Publication date: August 2017Source:Epilepsy & Behavior, Volume 73
Author(s): Honghai Zhang, Haiting Zhao, Hua-Jun Feng
Sudden unexpected death in epilepsy (SUDEP) is a devastating epilepsy complication, and no effective preventive strategies are currently available for this fatal disorder. Clinical and animal studies of SUDEP demonstrate that seizure-induced respiratory arrest (S-IRA) is the primary event leading to death after generalized seizures in many cases. Enhancing brain levels of serotonin reduces S-IRA in animal models relevant to SUDEP, including the DBA/1 mouse.

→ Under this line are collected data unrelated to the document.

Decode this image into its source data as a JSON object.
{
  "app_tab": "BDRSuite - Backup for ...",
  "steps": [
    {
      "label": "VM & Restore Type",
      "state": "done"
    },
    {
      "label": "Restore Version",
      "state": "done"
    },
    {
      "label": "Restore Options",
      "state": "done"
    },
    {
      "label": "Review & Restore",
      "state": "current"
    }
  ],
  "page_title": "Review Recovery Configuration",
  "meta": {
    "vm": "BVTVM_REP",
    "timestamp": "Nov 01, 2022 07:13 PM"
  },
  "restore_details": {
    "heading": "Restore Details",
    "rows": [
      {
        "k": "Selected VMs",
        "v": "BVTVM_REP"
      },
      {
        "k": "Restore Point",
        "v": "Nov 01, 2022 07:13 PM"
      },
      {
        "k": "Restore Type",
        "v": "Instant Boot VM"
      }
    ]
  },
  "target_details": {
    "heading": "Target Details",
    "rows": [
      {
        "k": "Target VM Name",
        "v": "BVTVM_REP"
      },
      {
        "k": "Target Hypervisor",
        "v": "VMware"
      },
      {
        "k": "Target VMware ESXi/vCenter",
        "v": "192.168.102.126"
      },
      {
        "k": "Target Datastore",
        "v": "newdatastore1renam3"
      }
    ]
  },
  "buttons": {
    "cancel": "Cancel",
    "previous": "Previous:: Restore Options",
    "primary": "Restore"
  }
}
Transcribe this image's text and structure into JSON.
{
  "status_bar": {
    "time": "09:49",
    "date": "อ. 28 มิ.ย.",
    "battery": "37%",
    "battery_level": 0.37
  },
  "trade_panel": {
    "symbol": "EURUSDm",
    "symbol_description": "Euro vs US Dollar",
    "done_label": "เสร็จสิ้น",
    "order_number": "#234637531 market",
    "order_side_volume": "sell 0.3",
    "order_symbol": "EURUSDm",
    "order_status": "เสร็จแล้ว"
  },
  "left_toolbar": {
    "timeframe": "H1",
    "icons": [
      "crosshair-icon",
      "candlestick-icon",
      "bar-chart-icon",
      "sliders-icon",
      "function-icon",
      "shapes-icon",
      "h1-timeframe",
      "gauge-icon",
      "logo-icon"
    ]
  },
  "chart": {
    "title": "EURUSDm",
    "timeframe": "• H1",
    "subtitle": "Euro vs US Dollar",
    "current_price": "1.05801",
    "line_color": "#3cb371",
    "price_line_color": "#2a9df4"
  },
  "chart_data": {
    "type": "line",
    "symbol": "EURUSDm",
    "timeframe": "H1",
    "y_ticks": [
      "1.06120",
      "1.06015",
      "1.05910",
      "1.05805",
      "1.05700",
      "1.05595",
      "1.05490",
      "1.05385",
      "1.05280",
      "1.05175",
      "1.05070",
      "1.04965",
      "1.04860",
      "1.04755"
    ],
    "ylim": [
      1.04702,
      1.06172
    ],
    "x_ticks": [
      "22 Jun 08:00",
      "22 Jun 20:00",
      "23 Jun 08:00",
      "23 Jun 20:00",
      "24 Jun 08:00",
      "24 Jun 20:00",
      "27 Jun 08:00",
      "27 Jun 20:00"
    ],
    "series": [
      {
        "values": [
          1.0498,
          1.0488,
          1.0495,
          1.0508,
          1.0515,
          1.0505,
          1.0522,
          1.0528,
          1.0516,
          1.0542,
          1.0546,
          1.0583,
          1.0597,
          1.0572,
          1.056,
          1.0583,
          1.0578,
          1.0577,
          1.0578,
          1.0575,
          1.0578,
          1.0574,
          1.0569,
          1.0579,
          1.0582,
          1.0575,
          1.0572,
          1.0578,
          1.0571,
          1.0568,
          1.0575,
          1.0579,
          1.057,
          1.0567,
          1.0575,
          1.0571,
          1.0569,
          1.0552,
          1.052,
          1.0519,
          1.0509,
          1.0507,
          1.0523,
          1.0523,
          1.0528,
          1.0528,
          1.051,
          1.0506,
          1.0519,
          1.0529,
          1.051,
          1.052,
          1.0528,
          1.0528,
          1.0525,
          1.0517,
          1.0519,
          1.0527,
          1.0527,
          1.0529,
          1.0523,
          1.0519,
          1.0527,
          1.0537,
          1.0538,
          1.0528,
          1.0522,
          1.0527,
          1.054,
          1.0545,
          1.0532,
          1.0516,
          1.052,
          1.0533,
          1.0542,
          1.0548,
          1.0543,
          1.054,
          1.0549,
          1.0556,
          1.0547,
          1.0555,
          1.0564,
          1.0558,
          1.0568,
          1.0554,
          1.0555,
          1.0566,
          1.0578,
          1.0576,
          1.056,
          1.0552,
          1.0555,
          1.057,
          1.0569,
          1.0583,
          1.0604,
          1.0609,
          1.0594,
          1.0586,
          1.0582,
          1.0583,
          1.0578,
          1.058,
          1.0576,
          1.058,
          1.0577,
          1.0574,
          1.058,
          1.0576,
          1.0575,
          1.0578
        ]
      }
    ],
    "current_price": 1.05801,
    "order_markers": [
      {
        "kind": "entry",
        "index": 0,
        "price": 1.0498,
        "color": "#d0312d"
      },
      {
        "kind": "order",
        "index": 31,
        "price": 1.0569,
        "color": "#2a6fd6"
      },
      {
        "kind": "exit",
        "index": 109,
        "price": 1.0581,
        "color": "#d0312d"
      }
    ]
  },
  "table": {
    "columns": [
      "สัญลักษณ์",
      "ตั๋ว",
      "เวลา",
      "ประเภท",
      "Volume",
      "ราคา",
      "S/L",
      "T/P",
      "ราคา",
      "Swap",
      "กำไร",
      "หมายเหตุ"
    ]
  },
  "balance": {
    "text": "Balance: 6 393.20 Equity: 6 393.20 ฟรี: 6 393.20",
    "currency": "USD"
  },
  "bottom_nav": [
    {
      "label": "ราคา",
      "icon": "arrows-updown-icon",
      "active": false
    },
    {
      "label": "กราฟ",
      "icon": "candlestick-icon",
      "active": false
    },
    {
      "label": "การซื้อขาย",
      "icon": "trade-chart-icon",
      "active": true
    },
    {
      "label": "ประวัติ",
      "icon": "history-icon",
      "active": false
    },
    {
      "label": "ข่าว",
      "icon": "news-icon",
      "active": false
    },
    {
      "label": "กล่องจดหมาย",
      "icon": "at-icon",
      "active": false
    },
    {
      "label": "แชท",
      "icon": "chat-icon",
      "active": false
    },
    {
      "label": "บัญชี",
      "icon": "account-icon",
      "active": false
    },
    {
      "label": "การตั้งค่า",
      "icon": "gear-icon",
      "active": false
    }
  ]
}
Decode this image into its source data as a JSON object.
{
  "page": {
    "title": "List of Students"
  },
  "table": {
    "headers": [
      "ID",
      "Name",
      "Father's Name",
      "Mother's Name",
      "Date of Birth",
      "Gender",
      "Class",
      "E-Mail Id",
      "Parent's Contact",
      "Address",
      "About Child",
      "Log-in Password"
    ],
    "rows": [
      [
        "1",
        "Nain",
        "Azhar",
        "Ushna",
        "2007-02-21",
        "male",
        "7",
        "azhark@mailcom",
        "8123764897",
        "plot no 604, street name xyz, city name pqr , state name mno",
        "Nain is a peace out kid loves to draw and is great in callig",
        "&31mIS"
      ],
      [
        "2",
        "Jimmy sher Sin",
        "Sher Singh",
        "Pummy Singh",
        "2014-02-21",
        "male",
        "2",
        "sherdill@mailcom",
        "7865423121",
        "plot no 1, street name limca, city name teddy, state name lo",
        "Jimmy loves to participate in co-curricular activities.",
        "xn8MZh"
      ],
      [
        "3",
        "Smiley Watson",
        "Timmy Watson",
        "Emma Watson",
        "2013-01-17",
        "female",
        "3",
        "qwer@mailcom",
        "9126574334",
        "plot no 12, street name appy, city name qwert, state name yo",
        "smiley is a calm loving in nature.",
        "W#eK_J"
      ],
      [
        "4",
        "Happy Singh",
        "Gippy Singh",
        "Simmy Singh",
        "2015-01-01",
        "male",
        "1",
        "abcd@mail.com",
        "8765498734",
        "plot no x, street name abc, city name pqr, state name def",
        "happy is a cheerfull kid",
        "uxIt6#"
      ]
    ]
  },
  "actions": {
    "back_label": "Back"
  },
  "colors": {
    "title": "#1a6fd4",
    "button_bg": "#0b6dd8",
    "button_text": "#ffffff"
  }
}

Given that serotonin in the brain plays an important role in modulating respiration and arousal, these findings suggest that deficits in respiration and/or arousal may contribute to S-IRA. It is well known that norepinephrine is an important neurotransmitter that modulates respiration and arousal in the brain as well. Therefore, we hypothesized that enhancing noradrenergic neurotransmission suppresses S-IRA. To test this hypothesis, we examined the effect of atomoxetine, a norepinephrine reuptake inhibitor (NRI), on S-IRA evoked by either acoustic stimulation or pentylenetetrazole in DBA/1 mice. We report the original observation that atomoxetine specifically suppresses S-IRA without altering the susceptibility to seizures evoked by acoustic stimulation, and atomoxetine also reduces S-IRA evoked by pentylenetetrazole in DBA/1 mice. Our data suggest that the noradrenergic signaling is importantly involved in S-IRA, and that atomoxetine, a medication widely used to treat attention deficit hyperactivity disorder (ADHD), is potentially useful to prevent SUDEP.